Comair to be shut down by Delta Air Lines


A Delta airline's aircraft takes off from the Ronald Reagan National airport as the sun rises in Washington, DC, on June 9, 2011.


Jewel Samad

Delta Air Lines Inc. announced today that it will shut down its Comair subsidiary on Sept. 29, putting 1,700 Comair employees out of work, Reuters reported. More than 1,000 Comair employees are based in Cincinnati and the northern Kentucky region, according to the Associated Press.
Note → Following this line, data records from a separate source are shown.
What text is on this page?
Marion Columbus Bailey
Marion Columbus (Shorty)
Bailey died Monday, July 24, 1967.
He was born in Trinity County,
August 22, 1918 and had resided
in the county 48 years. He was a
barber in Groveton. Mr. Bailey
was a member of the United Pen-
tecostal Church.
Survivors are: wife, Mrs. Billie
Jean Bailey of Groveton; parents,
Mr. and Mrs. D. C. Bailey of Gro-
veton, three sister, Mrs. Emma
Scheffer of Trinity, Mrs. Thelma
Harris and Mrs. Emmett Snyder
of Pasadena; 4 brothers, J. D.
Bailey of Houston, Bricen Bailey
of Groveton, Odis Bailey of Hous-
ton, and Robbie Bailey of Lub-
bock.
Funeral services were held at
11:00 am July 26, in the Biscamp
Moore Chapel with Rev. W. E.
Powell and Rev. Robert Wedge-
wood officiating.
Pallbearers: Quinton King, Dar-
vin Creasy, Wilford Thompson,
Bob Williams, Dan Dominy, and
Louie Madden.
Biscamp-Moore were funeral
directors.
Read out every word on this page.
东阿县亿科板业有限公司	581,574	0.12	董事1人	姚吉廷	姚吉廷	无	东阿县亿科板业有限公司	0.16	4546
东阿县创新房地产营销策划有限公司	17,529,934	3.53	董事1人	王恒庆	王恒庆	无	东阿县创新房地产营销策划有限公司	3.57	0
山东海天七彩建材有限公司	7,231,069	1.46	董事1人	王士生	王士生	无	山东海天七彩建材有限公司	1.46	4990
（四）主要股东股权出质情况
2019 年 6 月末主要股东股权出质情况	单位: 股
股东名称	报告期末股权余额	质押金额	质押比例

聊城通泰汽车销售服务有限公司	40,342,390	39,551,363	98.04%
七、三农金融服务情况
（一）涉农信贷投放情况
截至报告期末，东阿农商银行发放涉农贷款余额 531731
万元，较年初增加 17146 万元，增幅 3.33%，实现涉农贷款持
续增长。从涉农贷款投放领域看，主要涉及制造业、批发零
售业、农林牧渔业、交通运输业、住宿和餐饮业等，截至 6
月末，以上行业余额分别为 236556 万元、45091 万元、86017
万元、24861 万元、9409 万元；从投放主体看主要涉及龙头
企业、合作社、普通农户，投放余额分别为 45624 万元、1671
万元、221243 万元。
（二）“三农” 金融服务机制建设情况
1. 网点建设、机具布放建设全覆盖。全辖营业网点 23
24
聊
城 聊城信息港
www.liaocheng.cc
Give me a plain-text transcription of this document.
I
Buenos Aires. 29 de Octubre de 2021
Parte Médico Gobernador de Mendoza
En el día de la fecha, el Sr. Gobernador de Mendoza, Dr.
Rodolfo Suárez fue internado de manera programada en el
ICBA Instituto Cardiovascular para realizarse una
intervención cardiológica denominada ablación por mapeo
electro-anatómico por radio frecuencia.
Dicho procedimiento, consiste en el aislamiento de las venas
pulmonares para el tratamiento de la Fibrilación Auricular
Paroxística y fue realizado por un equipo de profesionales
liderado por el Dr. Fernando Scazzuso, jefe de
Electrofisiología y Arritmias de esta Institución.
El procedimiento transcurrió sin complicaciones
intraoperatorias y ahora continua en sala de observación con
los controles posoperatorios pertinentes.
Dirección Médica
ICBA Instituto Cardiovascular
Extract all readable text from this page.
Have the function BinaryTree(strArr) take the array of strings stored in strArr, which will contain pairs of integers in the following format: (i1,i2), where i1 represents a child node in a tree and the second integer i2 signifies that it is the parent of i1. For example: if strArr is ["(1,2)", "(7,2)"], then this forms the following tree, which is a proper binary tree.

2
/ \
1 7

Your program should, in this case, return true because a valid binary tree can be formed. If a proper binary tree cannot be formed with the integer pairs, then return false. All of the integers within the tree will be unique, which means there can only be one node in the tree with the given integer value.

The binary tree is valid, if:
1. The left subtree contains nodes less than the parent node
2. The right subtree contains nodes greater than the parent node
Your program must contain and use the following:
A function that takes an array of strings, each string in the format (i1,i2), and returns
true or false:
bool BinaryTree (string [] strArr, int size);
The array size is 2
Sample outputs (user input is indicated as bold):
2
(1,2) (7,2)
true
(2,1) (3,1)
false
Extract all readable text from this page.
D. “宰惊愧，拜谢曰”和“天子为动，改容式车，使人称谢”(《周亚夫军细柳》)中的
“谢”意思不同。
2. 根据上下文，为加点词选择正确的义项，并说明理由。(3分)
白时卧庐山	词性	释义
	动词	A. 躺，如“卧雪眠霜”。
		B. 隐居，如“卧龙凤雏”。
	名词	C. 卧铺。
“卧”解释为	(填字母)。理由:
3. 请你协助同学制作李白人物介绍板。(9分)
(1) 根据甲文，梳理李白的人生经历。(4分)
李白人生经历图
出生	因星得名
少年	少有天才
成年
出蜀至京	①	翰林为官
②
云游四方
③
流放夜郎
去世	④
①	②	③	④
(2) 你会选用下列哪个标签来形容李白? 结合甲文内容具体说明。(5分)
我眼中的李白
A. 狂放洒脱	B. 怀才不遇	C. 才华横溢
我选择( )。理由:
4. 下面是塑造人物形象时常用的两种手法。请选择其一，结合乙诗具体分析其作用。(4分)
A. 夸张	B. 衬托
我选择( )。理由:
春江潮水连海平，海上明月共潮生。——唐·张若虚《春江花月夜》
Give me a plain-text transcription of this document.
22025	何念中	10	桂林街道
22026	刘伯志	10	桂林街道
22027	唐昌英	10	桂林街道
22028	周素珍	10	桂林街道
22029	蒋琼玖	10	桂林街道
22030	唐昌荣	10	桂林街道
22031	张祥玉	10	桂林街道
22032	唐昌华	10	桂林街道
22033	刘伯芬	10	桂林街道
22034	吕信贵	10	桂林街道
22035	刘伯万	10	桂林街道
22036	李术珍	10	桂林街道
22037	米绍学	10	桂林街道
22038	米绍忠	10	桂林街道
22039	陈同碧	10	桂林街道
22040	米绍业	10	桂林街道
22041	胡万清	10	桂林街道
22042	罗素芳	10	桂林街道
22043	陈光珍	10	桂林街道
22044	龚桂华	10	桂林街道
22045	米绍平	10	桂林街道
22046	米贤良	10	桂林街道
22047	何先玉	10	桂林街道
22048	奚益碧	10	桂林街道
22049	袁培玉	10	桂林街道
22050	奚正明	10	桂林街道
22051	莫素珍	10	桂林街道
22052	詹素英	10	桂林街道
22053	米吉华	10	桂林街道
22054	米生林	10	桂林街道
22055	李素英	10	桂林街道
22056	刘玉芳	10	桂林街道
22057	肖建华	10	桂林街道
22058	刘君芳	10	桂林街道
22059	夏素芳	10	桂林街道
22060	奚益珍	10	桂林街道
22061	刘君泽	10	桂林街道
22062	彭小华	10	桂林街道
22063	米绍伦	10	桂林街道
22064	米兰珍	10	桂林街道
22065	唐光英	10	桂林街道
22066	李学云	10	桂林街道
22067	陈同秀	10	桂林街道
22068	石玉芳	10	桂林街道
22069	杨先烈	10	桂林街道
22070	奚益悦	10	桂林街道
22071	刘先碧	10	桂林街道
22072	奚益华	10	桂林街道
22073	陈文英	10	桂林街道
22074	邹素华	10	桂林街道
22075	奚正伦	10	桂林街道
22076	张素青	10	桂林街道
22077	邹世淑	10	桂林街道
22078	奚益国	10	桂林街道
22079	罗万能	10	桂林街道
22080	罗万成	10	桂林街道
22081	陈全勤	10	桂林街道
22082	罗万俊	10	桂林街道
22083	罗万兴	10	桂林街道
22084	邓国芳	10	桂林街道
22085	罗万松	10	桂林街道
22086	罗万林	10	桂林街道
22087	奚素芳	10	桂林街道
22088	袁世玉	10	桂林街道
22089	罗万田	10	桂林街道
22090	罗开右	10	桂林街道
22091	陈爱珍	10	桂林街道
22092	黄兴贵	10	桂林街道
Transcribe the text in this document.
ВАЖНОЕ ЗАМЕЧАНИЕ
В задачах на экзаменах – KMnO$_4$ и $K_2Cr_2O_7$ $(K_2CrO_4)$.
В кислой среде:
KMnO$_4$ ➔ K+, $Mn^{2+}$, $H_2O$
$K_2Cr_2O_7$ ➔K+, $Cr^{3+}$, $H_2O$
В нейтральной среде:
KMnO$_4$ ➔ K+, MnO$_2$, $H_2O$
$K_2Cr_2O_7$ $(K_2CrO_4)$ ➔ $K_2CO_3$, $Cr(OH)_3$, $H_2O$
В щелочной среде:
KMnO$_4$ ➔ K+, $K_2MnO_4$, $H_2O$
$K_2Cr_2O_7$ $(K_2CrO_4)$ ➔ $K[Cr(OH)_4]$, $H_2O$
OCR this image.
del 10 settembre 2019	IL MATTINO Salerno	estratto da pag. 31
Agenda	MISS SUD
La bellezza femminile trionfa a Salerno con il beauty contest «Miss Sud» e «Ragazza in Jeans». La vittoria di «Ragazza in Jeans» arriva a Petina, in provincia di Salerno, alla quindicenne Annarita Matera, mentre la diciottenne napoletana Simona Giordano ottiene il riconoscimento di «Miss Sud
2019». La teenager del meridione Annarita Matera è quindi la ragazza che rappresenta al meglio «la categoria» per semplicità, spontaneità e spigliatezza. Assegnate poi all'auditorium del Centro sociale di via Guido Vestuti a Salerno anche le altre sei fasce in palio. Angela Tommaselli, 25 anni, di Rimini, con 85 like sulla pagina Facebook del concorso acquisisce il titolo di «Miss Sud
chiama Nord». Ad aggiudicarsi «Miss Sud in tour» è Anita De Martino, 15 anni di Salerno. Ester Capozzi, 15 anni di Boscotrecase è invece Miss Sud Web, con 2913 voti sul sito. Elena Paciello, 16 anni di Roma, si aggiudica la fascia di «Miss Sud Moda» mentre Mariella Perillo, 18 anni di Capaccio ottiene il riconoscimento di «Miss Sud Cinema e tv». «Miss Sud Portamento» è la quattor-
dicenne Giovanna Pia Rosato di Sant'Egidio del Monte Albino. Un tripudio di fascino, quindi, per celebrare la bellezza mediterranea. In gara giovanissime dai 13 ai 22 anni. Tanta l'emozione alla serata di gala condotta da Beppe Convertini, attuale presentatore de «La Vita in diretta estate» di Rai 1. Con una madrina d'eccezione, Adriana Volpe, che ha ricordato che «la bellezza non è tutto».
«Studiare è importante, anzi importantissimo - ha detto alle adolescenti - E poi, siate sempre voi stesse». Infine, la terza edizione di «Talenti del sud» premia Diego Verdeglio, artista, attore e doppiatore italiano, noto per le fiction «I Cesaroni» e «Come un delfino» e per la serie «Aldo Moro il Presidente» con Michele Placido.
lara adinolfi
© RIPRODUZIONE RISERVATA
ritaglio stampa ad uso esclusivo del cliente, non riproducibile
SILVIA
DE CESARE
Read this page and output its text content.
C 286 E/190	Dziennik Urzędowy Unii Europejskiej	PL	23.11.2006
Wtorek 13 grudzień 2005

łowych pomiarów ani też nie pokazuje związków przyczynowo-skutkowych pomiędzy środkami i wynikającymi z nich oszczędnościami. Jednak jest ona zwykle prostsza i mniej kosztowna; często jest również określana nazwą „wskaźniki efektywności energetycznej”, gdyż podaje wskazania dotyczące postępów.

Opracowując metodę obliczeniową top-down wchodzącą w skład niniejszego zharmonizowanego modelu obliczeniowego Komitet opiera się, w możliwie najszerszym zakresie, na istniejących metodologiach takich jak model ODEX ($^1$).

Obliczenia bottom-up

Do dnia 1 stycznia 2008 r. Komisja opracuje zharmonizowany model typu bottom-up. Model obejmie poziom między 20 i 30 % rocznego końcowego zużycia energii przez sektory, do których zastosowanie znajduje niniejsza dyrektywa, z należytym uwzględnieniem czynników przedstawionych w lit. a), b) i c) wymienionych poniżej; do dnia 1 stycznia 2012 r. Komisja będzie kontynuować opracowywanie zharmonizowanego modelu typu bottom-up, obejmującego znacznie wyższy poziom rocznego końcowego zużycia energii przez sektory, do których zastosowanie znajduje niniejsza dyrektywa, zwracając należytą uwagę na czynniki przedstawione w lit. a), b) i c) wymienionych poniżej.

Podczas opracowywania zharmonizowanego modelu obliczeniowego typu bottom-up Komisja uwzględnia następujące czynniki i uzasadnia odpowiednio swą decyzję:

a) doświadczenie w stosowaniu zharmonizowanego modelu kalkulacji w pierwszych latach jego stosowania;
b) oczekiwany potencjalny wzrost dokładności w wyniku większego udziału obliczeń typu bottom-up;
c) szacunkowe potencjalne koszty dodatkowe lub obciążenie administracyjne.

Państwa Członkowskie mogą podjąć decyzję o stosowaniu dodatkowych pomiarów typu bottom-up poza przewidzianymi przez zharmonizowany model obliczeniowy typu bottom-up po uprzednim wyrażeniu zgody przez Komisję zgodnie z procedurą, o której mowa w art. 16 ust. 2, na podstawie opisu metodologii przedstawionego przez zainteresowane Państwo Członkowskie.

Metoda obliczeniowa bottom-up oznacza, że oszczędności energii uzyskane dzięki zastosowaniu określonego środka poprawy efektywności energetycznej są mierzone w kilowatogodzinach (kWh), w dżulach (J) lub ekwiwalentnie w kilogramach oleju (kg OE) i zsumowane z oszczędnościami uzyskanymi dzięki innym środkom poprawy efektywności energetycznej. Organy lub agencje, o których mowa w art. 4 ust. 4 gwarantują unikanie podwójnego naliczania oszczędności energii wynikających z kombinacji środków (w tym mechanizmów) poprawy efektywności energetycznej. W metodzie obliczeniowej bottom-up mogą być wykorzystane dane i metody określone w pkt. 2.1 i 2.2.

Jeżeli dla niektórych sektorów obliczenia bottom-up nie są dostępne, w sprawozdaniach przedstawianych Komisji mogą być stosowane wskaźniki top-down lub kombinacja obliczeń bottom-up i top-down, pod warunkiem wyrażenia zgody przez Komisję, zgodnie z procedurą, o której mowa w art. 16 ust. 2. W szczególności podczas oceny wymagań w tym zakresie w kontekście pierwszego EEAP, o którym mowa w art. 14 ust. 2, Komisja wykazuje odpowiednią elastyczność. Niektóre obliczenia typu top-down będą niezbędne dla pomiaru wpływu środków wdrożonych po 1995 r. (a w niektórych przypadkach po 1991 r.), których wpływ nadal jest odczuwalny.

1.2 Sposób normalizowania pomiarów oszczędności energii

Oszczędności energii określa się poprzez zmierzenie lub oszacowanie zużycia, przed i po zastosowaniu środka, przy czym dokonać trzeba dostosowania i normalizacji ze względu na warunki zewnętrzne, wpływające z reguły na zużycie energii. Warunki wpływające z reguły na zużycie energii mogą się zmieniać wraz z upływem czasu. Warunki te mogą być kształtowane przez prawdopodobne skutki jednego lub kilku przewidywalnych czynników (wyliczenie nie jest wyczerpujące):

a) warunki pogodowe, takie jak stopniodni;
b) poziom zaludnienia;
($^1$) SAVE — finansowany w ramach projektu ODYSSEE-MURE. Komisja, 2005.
Atlanta-based Delta said the decision to cease operations at Comair was based on its relatively expensive fleet, the AP reported. Comair only flies Bombardier’s 50-, 65- and 76-seat Canadair Regional Jets on regional routes, Reuters reported, and smaller planes are less fuel-efficient and more costly to maintain than larger planes.

"We just really couldn't get the cost structure to where we wanted to get it," Don Bornhorst, senior vice president of Delta Connection and a former Comair president, told the AP. "It ultimately was a cost issue; it wasn't a quality issue with Comair. They're a good airline, great employees, very innovative."

According to Reuters:

Delta recently said it plans to reduce the number of 50-seat regional jets from about 350 to 125 or fewer in the next few years.

Comair started flying in 1977, became a Delta Connection carrier in 1984 and became a wholly owned subsidiary of Delta in 2000, the AP reported.

Officials said Comair’s closing won’t significantly impact its network since Comair accounts for only 1 percent of Delta's flying, the AP reported.